I finally asked him if he was hungry and wanted to have dinner.

“I will have some packaged food in the hotel, which I am carrying with me,” and my usually poker face gave way to a questioning expression -why? Why wouldn’t he have food outside, did he feel uncomfortable breaking bread with an Indian. “I am very particular about not eating pork, alcohol and meat should be halaal and these things you can’t be sure about, here.” He paused. “You must not have any restrictions, you go ahead, I can join you.”

Appreciating his beliefs and his resolve to stay true, I told him I was a vegetarian and yes, even I did not consume alcohol – at least not any longer. He laughed. “Chalo sharab pe to hamari rai ek hai, hmm.. masla apka bhi hai..but nothing stops me from having vegetarian food with you”(At least we have a similar view on non alcoholism, you too have a constraint. But I can always join you for vegetarian food) The nearly four hour walk demanded that I order a large vegetarian pizza and we paired it with Sprite, which I feel was a shameful thing to do in the beer capital Munich.

I insisted that I pay the bill; there was a lot of haggling. I haven’t put much thought into why I did it. It just felt the right thing to do. While having the pizza he seemed uneasy, he wanted to foot some part of the bill so he went and got two plates of salad, “Ye meri taraf se.“(this is from my side).

He then told me he was equally sceptical to talk to an Indian initially and we discovered a lot of similarities apart from non alcoholism- his wife was an MBBS doctor from Pakistan, we both were not big cricket fans, we liked similar movies. I didn’t realize at what point the scepticism transformed to affability.

The chilly Munich winter did nothing to stop the bonhomie from brewing. We talked about the companies we work for, about punjabi songs popular on both sides of the border. He told me how Imran Khan was a big hope for Pakistanis and that Pakistan was really inspired by the India against the corruption movement. I didn’t want to share my disillusionment about what happened to IAC and the populist that it produced.

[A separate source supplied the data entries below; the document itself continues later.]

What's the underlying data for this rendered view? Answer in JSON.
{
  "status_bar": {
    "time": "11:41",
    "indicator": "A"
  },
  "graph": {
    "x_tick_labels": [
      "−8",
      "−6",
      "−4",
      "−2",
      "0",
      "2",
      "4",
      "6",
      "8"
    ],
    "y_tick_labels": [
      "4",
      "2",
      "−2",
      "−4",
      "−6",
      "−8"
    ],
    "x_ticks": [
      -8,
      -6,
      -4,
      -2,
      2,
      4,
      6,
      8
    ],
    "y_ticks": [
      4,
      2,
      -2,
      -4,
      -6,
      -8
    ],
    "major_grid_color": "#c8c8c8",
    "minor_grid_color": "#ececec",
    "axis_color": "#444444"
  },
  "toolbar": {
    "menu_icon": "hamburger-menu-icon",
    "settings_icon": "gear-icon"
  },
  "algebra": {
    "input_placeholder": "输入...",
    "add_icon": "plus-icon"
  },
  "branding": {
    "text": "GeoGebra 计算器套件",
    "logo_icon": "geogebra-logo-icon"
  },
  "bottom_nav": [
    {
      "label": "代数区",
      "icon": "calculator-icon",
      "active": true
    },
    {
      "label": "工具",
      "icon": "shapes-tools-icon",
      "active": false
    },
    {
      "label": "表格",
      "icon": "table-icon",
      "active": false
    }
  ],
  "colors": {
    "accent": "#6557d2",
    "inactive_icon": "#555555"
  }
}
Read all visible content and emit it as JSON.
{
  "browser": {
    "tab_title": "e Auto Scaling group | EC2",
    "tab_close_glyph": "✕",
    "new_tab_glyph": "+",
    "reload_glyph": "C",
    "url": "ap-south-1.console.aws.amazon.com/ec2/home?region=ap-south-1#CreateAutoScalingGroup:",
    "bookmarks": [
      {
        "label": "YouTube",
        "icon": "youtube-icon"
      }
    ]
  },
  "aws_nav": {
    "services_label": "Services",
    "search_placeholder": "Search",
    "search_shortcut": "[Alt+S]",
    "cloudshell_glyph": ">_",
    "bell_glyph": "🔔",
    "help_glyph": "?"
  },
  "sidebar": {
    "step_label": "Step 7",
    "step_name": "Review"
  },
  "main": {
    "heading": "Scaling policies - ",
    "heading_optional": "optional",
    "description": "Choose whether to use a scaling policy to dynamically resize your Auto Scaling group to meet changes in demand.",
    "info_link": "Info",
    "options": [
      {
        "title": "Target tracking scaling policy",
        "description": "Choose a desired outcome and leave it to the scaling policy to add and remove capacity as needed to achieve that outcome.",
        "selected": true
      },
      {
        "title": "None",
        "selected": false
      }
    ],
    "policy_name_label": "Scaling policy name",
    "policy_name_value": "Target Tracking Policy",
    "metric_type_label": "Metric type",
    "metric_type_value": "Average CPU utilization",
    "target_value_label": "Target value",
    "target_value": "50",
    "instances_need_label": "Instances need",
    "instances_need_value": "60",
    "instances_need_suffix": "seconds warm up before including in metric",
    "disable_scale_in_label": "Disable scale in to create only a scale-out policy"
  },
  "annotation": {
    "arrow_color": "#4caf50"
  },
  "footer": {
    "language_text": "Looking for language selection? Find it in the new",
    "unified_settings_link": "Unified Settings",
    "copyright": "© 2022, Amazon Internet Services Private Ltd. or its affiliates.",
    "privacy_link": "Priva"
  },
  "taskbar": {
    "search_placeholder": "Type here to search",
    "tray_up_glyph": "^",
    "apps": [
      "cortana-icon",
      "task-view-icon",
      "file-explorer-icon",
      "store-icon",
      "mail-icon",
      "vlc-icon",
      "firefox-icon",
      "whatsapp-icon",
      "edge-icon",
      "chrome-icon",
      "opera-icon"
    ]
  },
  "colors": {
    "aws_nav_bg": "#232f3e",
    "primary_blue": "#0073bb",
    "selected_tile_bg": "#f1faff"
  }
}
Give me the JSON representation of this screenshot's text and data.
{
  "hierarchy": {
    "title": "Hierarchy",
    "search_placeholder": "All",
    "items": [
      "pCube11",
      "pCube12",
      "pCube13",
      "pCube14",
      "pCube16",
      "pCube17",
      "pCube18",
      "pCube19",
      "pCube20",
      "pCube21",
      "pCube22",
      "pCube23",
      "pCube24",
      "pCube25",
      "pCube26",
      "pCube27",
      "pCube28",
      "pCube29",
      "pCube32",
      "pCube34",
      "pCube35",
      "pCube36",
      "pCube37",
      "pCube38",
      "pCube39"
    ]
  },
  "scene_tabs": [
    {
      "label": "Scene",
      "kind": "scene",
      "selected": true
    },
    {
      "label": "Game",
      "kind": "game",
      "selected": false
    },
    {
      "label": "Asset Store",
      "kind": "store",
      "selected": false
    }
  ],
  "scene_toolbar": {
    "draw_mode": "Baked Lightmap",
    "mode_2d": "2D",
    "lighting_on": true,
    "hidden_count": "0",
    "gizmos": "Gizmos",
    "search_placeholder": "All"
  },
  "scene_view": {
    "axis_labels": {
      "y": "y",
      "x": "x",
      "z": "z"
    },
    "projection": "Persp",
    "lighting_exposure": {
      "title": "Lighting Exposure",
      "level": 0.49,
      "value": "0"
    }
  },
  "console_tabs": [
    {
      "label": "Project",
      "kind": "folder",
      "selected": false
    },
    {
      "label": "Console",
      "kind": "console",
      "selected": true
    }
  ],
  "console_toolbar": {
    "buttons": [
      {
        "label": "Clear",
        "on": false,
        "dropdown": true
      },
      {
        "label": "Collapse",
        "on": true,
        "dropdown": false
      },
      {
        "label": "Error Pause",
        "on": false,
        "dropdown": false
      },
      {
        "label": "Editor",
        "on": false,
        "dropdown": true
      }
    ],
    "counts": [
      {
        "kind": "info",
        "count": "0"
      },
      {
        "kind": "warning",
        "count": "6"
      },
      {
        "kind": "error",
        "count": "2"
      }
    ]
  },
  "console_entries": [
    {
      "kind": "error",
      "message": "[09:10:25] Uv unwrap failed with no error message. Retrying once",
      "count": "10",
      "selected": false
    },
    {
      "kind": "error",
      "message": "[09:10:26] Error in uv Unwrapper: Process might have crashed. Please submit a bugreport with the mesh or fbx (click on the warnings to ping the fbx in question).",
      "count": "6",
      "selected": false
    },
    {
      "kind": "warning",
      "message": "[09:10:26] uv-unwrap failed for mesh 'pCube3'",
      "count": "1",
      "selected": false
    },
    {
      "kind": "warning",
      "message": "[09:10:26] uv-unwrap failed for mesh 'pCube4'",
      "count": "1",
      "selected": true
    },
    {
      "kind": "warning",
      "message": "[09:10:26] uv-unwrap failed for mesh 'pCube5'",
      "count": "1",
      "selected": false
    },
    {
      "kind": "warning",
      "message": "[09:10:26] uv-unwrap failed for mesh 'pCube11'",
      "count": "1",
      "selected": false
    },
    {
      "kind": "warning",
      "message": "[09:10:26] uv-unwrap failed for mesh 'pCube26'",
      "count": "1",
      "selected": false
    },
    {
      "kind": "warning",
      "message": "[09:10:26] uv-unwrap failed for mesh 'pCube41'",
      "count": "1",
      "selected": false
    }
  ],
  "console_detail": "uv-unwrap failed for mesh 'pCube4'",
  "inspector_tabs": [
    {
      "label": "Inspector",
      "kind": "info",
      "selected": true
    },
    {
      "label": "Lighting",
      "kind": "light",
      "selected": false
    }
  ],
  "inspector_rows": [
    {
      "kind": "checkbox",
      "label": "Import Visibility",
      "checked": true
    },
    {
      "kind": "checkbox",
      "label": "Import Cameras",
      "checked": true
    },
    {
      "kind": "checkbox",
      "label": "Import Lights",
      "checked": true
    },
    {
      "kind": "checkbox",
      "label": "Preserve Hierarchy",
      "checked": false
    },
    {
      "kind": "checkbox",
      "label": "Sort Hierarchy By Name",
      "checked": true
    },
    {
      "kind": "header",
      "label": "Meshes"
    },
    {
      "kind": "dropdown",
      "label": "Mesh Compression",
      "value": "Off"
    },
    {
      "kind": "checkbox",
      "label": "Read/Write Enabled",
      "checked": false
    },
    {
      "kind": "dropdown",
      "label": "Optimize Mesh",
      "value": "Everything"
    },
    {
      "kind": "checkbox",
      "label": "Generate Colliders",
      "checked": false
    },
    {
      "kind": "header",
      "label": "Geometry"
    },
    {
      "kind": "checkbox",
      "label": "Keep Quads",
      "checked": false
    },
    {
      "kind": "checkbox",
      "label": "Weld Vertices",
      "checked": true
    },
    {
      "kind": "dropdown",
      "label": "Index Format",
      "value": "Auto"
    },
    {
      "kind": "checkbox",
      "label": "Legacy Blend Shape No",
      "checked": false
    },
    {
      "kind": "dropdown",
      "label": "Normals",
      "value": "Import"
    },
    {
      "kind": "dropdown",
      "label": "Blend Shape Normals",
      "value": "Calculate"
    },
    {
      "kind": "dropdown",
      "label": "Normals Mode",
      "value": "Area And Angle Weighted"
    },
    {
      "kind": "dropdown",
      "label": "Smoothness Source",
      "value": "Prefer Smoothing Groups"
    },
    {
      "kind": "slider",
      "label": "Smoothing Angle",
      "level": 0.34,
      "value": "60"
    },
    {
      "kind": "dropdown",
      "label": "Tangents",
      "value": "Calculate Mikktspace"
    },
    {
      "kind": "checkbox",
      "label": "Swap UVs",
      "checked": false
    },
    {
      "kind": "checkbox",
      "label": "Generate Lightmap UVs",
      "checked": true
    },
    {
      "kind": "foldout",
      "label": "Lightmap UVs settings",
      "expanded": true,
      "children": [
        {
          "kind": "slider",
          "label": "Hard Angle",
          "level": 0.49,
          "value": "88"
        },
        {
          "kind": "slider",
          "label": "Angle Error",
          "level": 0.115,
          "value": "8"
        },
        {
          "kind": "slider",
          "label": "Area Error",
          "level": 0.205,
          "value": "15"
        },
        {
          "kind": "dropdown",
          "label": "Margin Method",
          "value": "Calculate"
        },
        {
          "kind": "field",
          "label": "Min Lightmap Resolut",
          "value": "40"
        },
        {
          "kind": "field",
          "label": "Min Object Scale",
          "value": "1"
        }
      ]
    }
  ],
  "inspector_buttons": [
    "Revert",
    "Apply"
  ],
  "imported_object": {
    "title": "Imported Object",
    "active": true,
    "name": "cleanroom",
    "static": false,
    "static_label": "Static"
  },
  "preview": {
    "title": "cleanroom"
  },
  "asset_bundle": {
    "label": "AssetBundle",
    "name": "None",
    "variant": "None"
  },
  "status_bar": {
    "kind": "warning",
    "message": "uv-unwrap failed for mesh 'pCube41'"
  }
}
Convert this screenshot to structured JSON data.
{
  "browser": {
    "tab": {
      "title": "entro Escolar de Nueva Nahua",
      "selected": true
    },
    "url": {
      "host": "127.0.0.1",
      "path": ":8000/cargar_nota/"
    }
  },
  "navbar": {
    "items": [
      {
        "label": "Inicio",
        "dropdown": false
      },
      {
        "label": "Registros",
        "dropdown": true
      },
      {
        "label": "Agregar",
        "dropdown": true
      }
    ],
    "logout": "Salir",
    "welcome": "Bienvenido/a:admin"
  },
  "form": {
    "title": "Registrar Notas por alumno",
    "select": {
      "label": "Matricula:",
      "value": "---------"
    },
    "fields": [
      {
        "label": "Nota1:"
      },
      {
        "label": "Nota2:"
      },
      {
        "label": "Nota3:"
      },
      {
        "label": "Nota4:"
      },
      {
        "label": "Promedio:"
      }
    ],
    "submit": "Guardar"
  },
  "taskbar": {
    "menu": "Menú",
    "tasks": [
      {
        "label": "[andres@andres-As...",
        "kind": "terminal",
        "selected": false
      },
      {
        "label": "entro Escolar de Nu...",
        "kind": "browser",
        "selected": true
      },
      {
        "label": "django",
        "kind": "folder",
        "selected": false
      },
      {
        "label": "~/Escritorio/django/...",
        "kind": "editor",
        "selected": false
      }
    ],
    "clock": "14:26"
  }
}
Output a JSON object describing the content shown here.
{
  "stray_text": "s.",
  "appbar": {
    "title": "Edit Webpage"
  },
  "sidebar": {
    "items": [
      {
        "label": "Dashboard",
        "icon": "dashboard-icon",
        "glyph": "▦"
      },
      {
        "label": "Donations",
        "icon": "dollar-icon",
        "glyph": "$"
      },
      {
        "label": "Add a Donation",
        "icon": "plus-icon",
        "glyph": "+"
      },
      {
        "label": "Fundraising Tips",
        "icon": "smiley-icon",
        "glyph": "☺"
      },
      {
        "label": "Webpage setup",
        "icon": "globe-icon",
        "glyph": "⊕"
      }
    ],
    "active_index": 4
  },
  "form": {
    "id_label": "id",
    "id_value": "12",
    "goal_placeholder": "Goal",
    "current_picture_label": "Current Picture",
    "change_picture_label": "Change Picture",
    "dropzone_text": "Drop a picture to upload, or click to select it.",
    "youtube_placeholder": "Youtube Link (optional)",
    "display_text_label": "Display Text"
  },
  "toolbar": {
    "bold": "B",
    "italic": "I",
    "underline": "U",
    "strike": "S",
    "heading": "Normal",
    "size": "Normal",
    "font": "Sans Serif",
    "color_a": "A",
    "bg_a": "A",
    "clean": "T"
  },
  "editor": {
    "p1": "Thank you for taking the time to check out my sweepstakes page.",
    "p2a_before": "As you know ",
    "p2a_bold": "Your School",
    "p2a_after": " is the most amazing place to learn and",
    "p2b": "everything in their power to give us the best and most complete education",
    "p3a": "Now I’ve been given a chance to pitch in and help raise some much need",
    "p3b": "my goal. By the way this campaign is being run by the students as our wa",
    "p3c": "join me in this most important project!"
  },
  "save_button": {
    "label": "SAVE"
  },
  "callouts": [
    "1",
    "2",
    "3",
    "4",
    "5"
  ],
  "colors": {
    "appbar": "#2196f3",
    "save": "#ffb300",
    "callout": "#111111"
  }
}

We shook hands, I transferred the photos to his phone via Bluetooth and then we took the subway as we had to go in opposite directions but ran into each other one more time when I remarked, “Ab upar wale ne fir se milaya hai to ek selfie to banti hai,” (God willing we met again, let’s commemorate with a selfie.)

One last photograph, and we went in opposite directions. This was my first interaction with someone across the border but in the time we chatted, I realized we are so much similar to each other and have the same struggles, similar aspirations and crave for similar changes. The smile remained with me for a long time.